Several solutions have been suggested. One is to use cytology as a reflex test for HPV-positive women, because it is more specific for ≥CIN3 (18
), but the morphologic criteria for the threshold of positive (abnormal) cytology would need to be adapted (if possible) to avoid losses of sensitivity, as observed by Mayrand et al. (3
) using current criteria. Another possibility is HPV genotyping that could target the most carcinogenic of approximately 15 carcinogenic genotypes and could permit the tracking of viral persistence. Already, there is evidence that separate detection of HPV16 and HPV18 in cytologically normal women aged 30 years or more might be a useful risk “stratifier” (9
). Those women who test positive for HPV16 or HPV18 might benefit from immediate colposcopy, while those who test negative for both could wait a year before being rescreened (9
). Given the fundamental role of persistent HPV in cervical carcinogenesis, its reliable measurement could increase the accuracy of cervical cancer screening, by aiding in further distinguishing HPV infections that pose a risk from those which resolve on their own.
Koshiol et al. (20
) conducted a systematic review and meta-analysis of the relation between detection of HPV viral persistence and the risk of precancerous lesions, defined in their analysis as histologic CIN2/3 or cytologic high-grade squamous intraepithelial lesions (HSIL). Their key findings regarding HPV persistence were: 1) it was strongly linked to the detection of precancer; 2) it was more strongly linked with precancer and cancer than with equivocal or low-grade lesions; 3) it was less strongly linked to precancer when women with transient infection were used as a referent group (i.e., women who were HPV-positive at the indicator visit but were negative at a subsequent follow-up visit) than when other referent groups were used (e.g., mixed HPV-positive and -negative or HPV-negative women alone); 4) longer persistence, as detected by absolute duration or the time interval between measurements, was more strongly linked to precancer and cancer; and 5) HPV genotype-specific persistence was no more related to risk of precancer than was repeatedly testing positive for HPV in the aggregate.

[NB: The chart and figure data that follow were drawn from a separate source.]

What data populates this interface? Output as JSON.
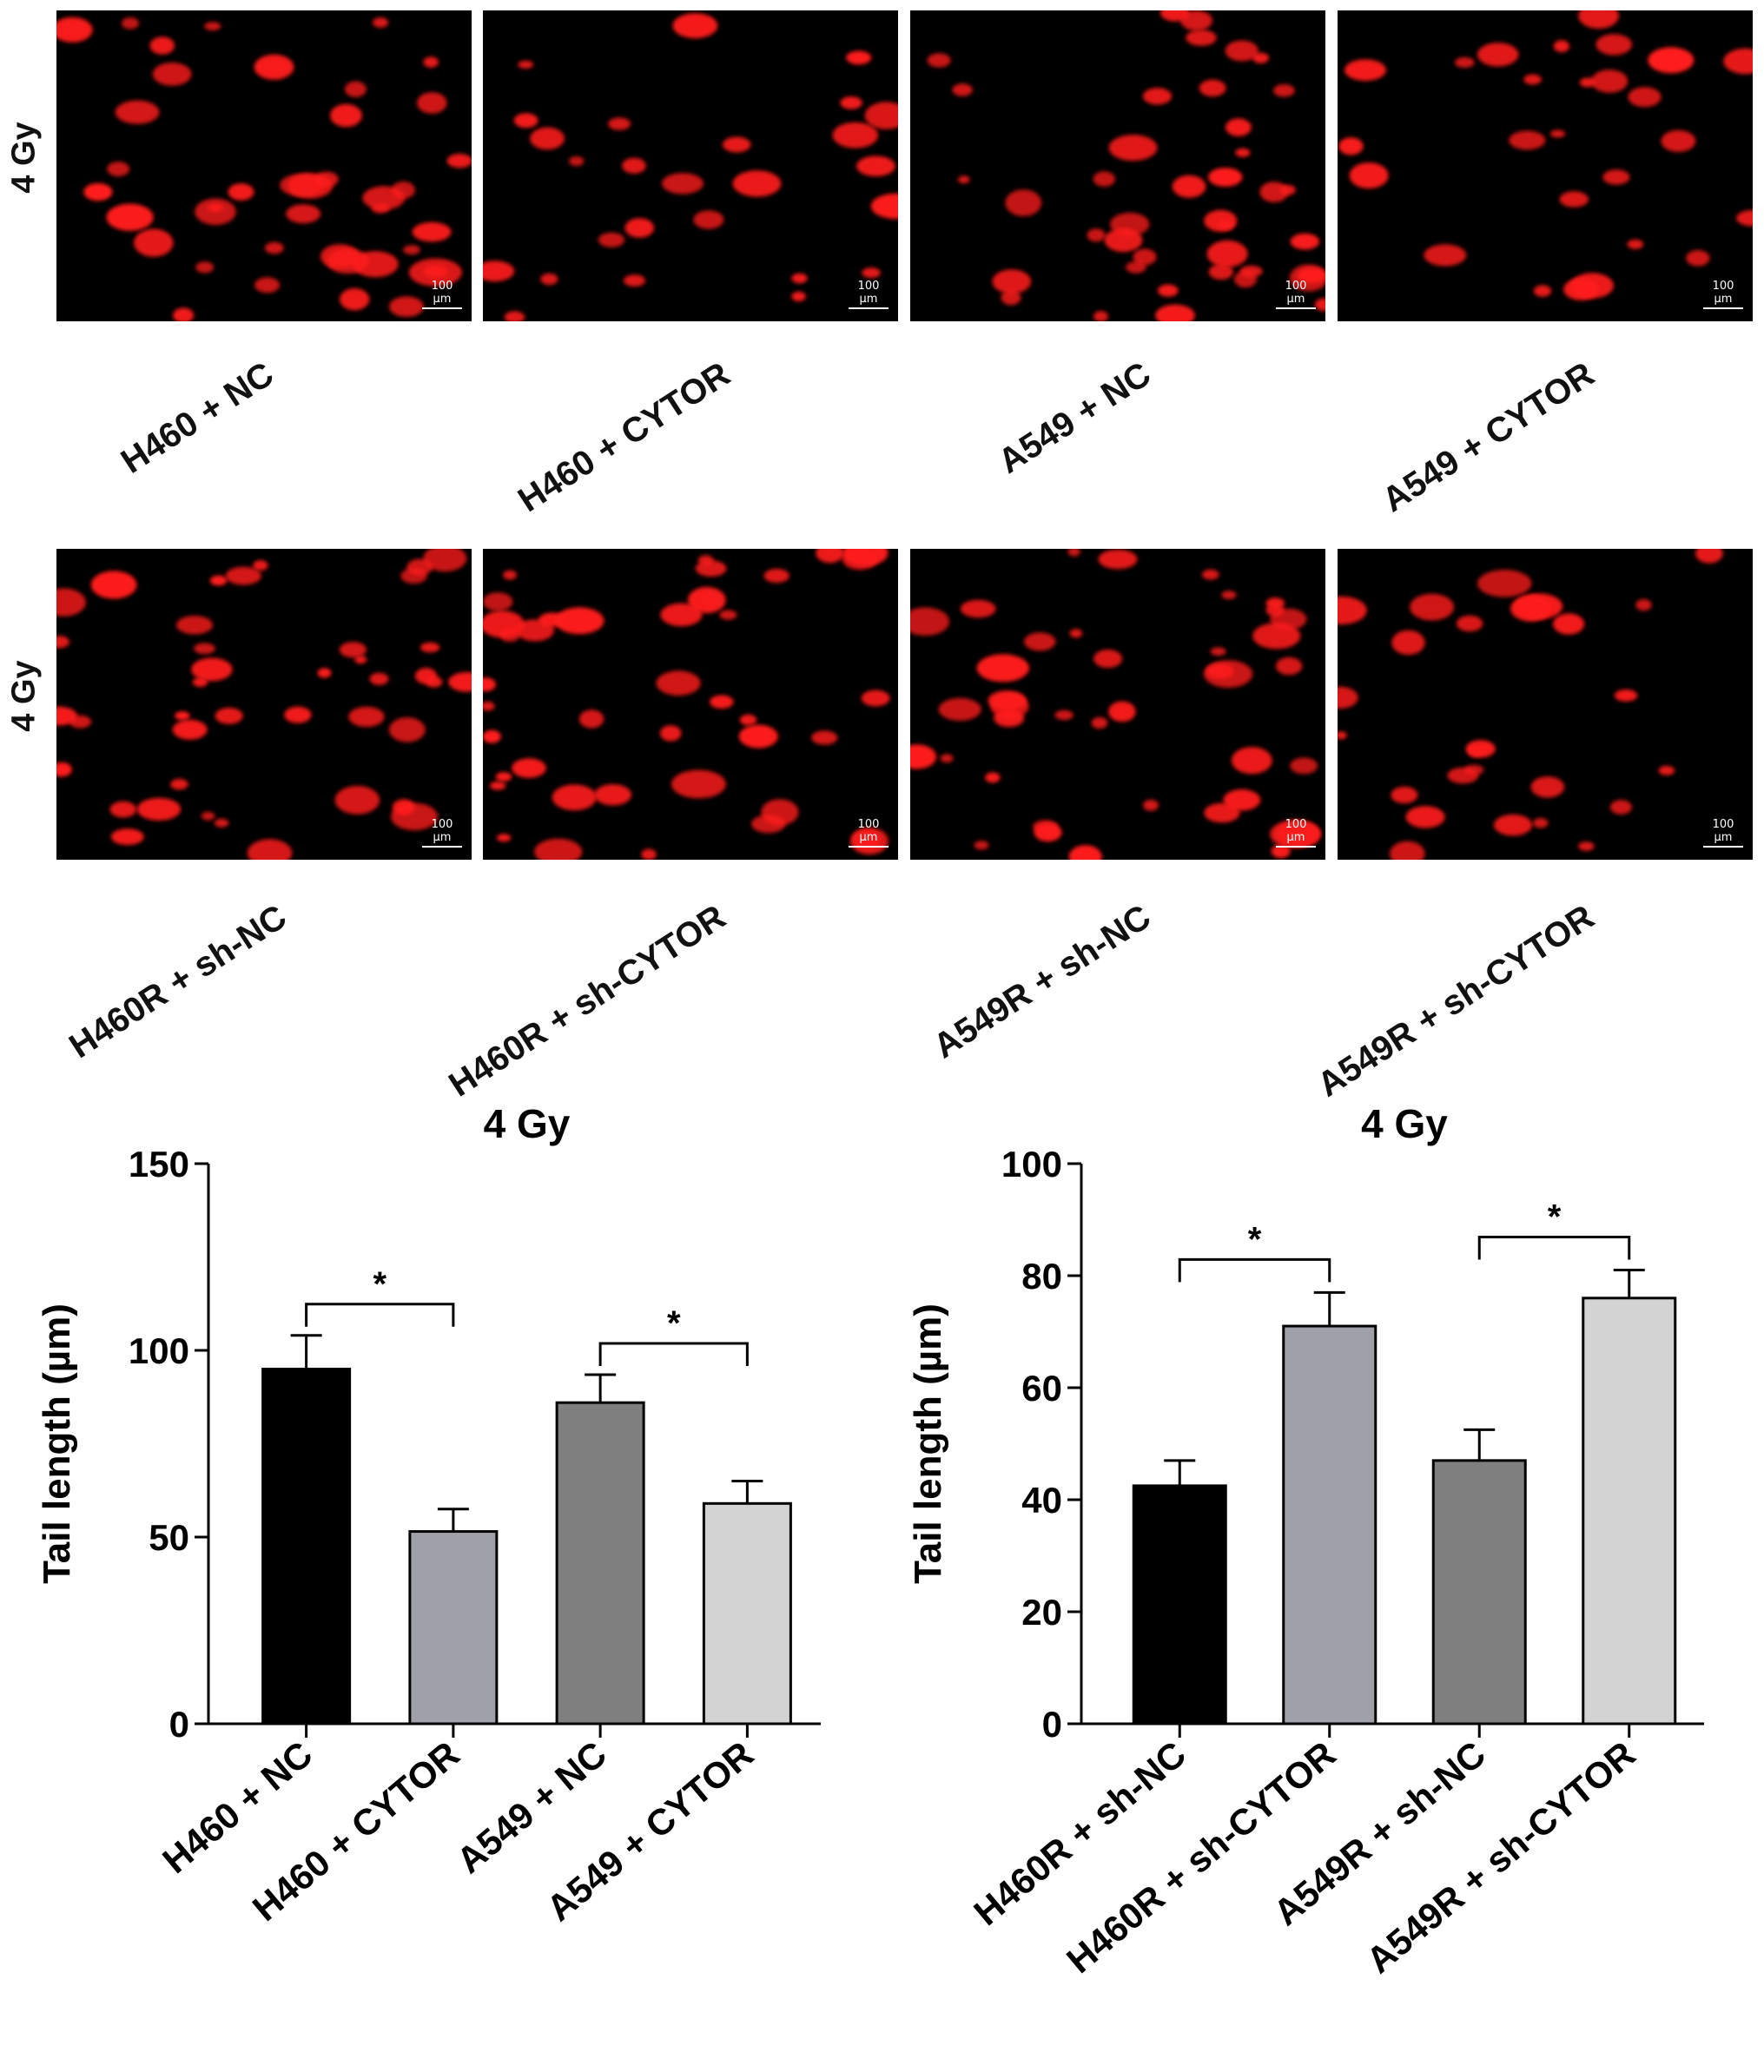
{
  "figure": {
    "row_label": "4 Gy",
    "scale_bar": "100 µm",
    "top_row": [
      "H460 + NC",
      "H460 + CYTOR",
      "A549 + NC",
      "A549 + CYTOR"
    ],
    "bottom_row": [
      "H460R + sh-NC",
      "H460R + sh-CYTOR",
      "A549R + sh-NC",
      "A549R + sh-CYTOR"
    ],
    "spot_color": "#ff1a1a"
  },
  "chart_data": [
    {
      "type": "bar",
      "title": "4 Gy",
      "xlabel": "",
      "ylabel": "Tail length (µm)",
      "ylim": [
        0,
        150
      ],
      "yticks": [
        0,
        50,
        100,
        150
      ],
      "categories": [
        "H460 + NC",
        "H460 + CYTOR",
        "A549 + NC",
        "A549 + CYTOR"
      ],
      "values": [
        95,
        51.5,
        86,
        59
      ],
      "errors": [
        9,
        6,
        7.5,
        6
      ],
      "colors": [
        "#000000",
        "#a0a0a8",
        "#7f7f7f",
        "#d3d3d3"
      ],
      "significance": [
        {
          "from": 0,
          "to": 1,
          "label": "*"
        },
        {
          "from": 2,
          "to": 3,
          "label": "*"
        }
      ]
    },
    {
      "type": "bar",
      "title": "4 Gy",
      "xlabel": "",
      "ylabel": "Tail length (µm)",
      "ylim": [
        0,
        100
      ],
      "yticks": [
        0,
        20,
        40,
        60,
        80,
        100
      ],
      "categories": [
        "H460R + sh-NC",
        "H460R + sh-CYTOR",
        "A549R + sh-NC",
        "A549R + sh-CYTOR"
      ],
      "values": [
        42.5,
        71,
        47,
        76
      ],
      "errors": [
        4.5,
        6,
        5.5,
        5
      ],
      "colors": [
        "#000000",
        "#a0a0a8",
        "#7f7f7f",
        "#d3d3d3"
      ],
      "significance": [
        {
          "from": 0,
          "to": 1,
          "label": "*"
        },
        {
          "from": 2,
          "to": 3,
          "label": "*"
        }
      ]
    }
  ]
}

With such a heterogeneous set of studies employing different tools, epidemiologic study designs, and limited numbers of outcomes, Koshiol et al.'s analysis naturally had several limitations. Most notable was the use of different endpoints; some studies used histologic endpoints that included CIN2, while other studies used cytologic HSIL to define disease. CIN2 is the standard clinical threshold for treatment, but not all CIN2 is cervical precancer. The CIN2 diagnostic category can include women with nothing more than acute HPV infections, including those caused by noncarcinogenic HPV (21
). HSIL cytology is generally a specific but insensitive cytologic indicator of cervical precancer. In addition, we must acknowledge that colposcopy, visualization of the cervix, and diagnostic biopsy are insensitive for the detection of cervical precancer (22
), especially in well-screened populations in which most large and obvious precancerous lesions have already been detected and treated. Therefore, viral persistence may reflect a concurrent, visually unapparent precancerous lesion as well as indicate those women at risk for developing precancer. All of these limitations probably resulted in underestimation of risk relations in the analysis by Koshiol et al.
While monitoring of HPV infections for persistence versus clearance provides excellent risk stratification in study cohorts, it is fair to ask is whether its use is currently feasible in realistic cervical cancer screening programs.